The militias are the real sticking point. As it stands now, it is still possible to disband them and integrate their members into the army and police with a minimum of friction. But the longer the militias are patrolling the streets, manning checkpoints, carrying out revenge killings, and working to make things worse rather than better, the less likely the country can avoid a bloody civil war. Only time will tell the story here. And no one is looking at their watch.

Of course, all this boils down to improving the security situation. Which won’t happen until the army improves.
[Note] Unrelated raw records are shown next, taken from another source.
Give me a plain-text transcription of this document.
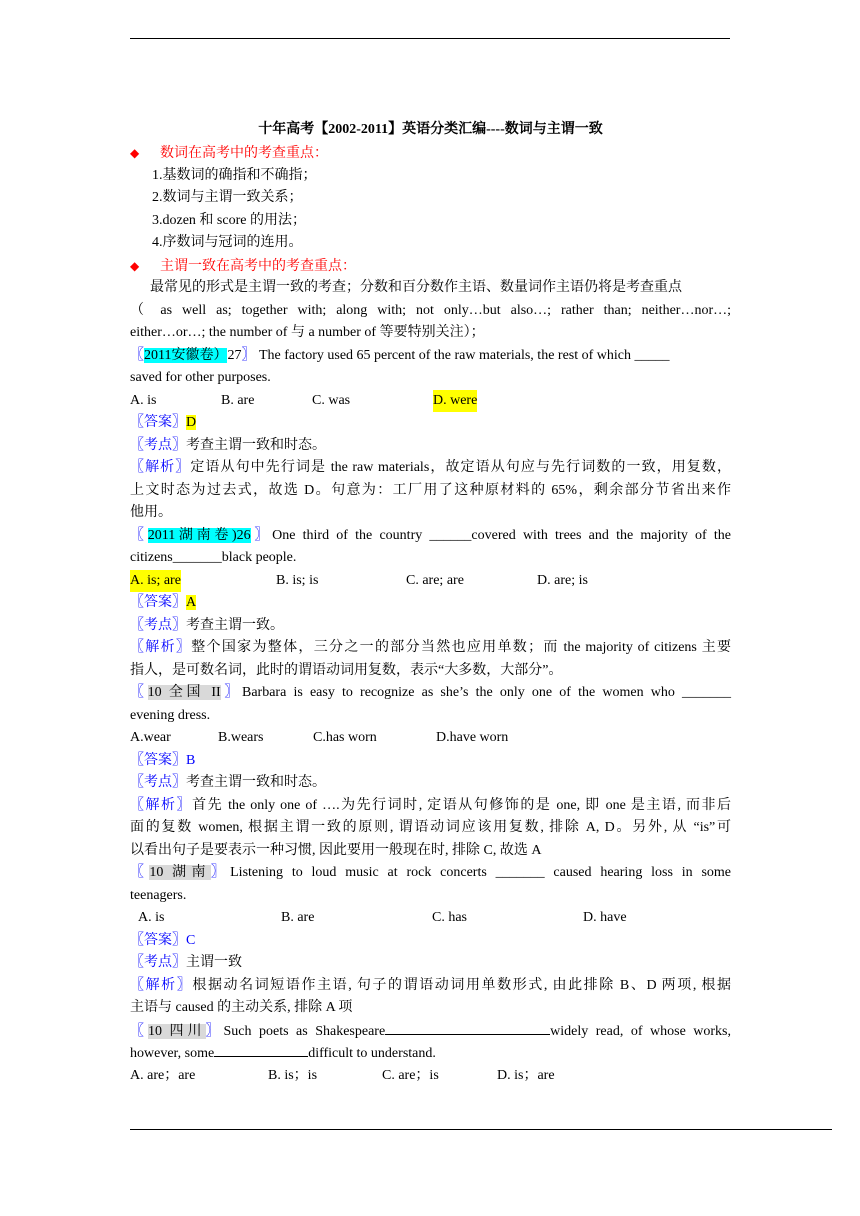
十年高考【2002-2011】英语分类汇编----数词与主谓一致
◆ 数词在高考中的考查重点：
1.基数词的确指和不确指；
2.数词与主谓一致关系；
3.dozen 和 score 的用法；
4.序数词与冠词的连用。
◆ 主谓一致在高考中的考查重点：
最常见的形式是主谓一致的考查；分数和百分数作主语、数量词作主语仍将是考查重点
（ as well as; together with; along with; not only…but also…; rather than; neither…nor…;
either…or…; the number of 与 a number of 等要特别关注）；
〖2011安徽卷）27〗 The factory used 65 percent of the raw materials, the rest of which _____
saved for other purposes.
A. is	B. are	C. was	D. were
〖答案〗D
〖考点〗考查主谓一致和时态。
〖解析〗定语从句中先行词是 the raw materials，故定语从句应与先行词数的一致，用复数，
上文时态为过去式，故选 D。句意为：工厂用了这种原材料的 65%，剩余部分节省出来作
他用。
〖2011湖南卷)26〗One third of the country ______covered with trees and the majority of the
citizens_______black people.
A. is; are	B. is; is	C. are; are	D. are; is
〖答案〗A
〖考点〗考查主谓一致。
〖解析〗整个国家为整体，三分之一的部分当然也应用单数；而 the majority of citizens 主要
指人，是可数名词，此时的谓语动词用复数，表示“大多数，大部分”。
〖10 全国 II〗Barbara is easy to recognize as she’s the only one of the women who _______
evening dress.
A.wear	B.wears	C.has worn	D.have worn
〖答案〗B
〖考点〗考查主谓一致和时态。
〖解析〗首先 the only one of ….为先行词时, 定语从句修饰的是 one, 即 one 是主语, 而非后
面的复数 women, 根据主谓一致的原则, 谓语动词应该用复数, 排除 A, D。另外, 从 “is”可
以看出句子是要表示一种习惯, 因此要用一般现在时, 排除 C, 故选 A
〖10 湖南〗Listening to loud music at rock concerts _______ caused hearing loss in some
teenagers.
A. is	B. are	C. has	D. have
〖答案〗C
〖考点〗主谓一致
〖解析〗根据动名词短语作主语, 句子的谓语动词用单数形式, 由此排除 B、D 两项, 根据
主语与 caused 的主动关系, 排除 A 项
〖10 四川〗Such poets as Shakespeare	widely read, of whose works,
however, some	difficult to understand.
A. are；are	B. is；is	C. are；is	D. is；are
Which won’t happen until the political situation improves. Which won’t happen until the militias are reigned in. Which won’t happen until the security situation improves.

If it sounds like all depends on improving the safety of people in Baghdad and the Sunni Triangle, you’re correct. That has always been the key. And all the reconstruction and school building and hospital stocking and neighborhood outreach put together will be meaningless unless that one disheartening problem can be dramatically changed.